GD langsung melesat begitu mengetahui nama gadis itu. Ia berkeliling di setiap sudut taman dan beberapa jalan terdekat dari taman itu untuk mencarinya. Ia berlarian kesana kemari hingga nafasnya terengah – engah. Tak sulit untuknya melihat di tengah malam seperti ini karena Bangsa Iris memiliki kelebihan yang sama dengan Elf yang memiliki penglihatan dan pendengaran yang tajam, juga kecepatan dalam bergerak.

“Harusnya dia belum jauh bukan? Bukankah dia hanya seorang manusia? Tak mungkin ia mampu bergerak secepat itu. Apalagi dalam kegelapan malam yang sangat mencekam seperti ini,” gumam GD.

Ia menendang kerikil yang berada di dekat kakinya sambil mengacak – acak rambutnya kesal.

“Aw…” suara seseorang terdengar dari samping GD tepat di salah satu belokan di perempatan gang. GD langsung berlari menuju ke tempat suara itu berasal. Pendengaran GD yang tajam akhirnya mampumembantunya menemukan sumber suaratersebut. Ternyata suara itu berasal dari suara gadis yang ia temui di taman tadi. GD tampak tersenyum puas. Sedangkan gadis itu? Ia tampak memegangi kepalanya dan meringis kesakitan.

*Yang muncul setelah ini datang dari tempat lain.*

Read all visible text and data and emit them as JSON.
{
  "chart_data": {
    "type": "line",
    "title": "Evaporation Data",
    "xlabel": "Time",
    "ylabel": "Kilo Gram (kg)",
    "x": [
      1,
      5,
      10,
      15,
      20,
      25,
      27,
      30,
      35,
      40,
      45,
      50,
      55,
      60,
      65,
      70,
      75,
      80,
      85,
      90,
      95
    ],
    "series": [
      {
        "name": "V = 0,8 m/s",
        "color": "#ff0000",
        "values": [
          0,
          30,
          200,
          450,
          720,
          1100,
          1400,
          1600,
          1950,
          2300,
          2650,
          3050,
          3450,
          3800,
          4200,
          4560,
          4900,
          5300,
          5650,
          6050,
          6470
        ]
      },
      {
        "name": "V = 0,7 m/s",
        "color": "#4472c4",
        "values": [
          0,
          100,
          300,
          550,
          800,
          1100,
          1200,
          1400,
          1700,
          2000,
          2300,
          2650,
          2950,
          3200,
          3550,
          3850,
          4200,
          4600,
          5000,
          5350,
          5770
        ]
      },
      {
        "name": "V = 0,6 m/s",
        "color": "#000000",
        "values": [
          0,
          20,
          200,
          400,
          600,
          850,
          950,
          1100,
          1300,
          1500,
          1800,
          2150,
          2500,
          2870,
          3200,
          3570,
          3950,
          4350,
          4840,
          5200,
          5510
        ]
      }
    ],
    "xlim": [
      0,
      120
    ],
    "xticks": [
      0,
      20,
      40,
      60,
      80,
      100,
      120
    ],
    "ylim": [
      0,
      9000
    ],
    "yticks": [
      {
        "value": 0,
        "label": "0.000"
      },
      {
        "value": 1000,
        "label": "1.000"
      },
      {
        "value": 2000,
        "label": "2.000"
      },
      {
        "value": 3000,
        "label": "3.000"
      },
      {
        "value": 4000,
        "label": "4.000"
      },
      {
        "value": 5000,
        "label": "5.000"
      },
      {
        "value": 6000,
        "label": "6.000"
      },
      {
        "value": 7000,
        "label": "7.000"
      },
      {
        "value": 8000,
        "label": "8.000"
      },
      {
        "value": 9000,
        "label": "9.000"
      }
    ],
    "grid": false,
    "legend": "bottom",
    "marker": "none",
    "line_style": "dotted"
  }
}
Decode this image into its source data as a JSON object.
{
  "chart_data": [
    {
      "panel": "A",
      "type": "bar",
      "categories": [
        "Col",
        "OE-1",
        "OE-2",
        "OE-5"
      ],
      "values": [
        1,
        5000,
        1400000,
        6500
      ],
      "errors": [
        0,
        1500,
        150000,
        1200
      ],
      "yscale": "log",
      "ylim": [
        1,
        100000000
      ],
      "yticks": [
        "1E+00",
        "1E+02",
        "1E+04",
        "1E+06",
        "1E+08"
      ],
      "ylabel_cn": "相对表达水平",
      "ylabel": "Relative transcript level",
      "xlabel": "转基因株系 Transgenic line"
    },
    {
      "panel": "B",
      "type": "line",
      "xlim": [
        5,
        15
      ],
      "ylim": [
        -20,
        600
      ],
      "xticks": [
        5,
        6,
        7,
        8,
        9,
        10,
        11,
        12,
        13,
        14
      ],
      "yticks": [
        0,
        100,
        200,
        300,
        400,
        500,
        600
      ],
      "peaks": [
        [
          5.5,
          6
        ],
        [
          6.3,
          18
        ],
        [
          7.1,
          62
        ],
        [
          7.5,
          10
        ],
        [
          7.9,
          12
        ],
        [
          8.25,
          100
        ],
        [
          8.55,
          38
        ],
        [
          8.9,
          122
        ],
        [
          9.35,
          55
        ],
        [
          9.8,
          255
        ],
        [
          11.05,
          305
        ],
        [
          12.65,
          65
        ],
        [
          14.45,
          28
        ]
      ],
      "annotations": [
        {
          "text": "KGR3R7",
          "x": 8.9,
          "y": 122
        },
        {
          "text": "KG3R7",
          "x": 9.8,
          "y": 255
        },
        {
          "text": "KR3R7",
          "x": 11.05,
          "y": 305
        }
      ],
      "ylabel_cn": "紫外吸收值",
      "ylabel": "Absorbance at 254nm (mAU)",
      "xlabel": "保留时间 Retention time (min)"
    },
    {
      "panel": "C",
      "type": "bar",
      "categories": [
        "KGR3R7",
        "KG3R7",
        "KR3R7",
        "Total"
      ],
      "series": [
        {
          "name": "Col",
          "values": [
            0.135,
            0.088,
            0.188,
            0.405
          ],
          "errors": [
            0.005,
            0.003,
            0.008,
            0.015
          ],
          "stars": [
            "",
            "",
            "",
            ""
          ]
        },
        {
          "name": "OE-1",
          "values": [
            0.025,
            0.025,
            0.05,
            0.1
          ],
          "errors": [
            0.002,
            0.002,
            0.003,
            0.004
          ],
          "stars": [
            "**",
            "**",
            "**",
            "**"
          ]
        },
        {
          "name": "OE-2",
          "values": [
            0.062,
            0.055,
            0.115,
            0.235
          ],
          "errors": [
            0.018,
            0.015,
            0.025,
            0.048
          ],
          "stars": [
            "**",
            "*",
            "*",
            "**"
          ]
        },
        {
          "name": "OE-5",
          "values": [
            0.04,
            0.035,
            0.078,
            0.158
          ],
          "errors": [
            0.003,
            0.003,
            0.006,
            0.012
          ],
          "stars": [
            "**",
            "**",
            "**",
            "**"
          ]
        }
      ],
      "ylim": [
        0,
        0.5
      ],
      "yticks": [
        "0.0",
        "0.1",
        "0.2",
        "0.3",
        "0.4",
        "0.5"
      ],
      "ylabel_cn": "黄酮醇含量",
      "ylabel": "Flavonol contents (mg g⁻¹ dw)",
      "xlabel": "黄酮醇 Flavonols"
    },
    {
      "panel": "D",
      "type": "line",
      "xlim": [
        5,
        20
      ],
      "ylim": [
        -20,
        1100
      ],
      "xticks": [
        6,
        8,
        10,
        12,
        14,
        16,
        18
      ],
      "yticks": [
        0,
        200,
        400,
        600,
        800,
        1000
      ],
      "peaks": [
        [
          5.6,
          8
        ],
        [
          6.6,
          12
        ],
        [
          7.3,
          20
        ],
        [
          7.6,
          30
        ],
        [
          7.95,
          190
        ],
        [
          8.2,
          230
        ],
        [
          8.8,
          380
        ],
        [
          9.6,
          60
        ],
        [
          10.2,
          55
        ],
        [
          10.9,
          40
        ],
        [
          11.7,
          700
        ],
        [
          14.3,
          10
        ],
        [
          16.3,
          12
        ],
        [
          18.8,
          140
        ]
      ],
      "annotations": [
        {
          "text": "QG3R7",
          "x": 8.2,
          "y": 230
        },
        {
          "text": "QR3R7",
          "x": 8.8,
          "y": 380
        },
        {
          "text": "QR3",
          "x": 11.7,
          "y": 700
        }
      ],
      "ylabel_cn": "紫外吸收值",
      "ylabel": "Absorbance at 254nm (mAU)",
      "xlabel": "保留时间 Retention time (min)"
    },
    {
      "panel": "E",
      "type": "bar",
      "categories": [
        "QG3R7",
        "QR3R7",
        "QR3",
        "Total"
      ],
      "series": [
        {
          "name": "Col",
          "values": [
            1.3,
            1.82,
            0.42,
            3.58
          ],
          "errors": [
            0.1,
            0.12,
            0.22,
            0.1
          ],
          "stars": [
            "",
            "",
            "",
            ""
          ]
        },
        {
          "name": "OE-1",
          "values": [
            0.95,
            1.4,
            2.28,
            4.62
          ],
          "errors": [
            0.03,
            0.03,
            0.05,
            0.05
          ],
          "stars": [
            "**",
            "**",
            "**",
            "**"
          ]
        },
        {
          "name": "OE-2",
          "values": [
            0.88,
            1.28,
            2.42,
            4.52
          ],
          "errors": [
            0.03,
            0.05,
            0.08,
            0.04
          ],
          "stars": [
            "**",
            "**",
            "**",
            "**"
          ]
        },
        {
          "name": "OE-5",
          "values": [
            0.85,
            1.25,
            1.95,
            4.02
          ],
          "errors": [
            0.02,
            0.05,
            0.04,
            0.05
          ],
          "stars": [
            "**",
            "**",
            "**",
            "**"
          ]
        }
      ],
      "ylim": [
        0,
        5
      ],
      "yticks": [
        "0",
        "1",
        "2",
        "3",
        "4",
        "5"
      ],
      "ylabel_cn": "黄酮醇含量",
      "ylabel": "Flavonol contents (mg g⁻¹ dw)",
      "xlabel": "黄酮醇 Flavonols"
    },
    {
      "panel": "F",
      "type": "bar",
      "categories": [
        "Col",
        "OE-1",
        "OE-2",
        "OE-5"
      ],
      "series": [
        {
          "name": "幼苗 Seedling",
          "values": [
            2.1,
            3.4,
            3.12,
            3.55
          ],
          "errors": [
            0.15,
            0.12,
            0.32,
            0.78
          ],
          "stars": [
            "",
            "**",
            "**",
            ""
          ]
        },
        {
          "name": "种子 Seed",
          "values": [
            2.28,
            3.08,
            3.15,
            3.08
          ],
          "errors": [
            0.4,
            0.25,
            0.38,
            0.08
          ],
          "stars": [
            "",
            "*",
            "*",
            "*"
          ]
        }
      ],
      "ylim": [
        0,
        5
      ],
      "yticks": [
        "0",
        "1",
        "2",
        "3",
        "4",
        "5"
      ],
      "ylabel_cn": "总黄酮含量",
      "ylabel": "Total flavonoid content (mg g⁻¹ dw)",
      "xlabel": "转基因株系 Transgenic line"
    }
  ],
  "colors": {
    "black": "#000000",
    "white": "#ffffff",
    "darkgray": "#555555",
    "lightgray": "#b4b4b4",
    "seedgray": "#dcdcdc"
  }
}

“Kemari biar aku obati! Apakah berdarah?” GD mendekatkan wajahnya ke kepala gadis itu untuk melihat bagian yang terluka. Ia juga menggerakan tangannya mendekat untuk mengecek lukanya.

“Tak apa. Ini tak terlalu sakit” gadis itu melemparkan senyum manisnya ke arah GD, berusaha meyakinkannya kalau ia baik – baik saja.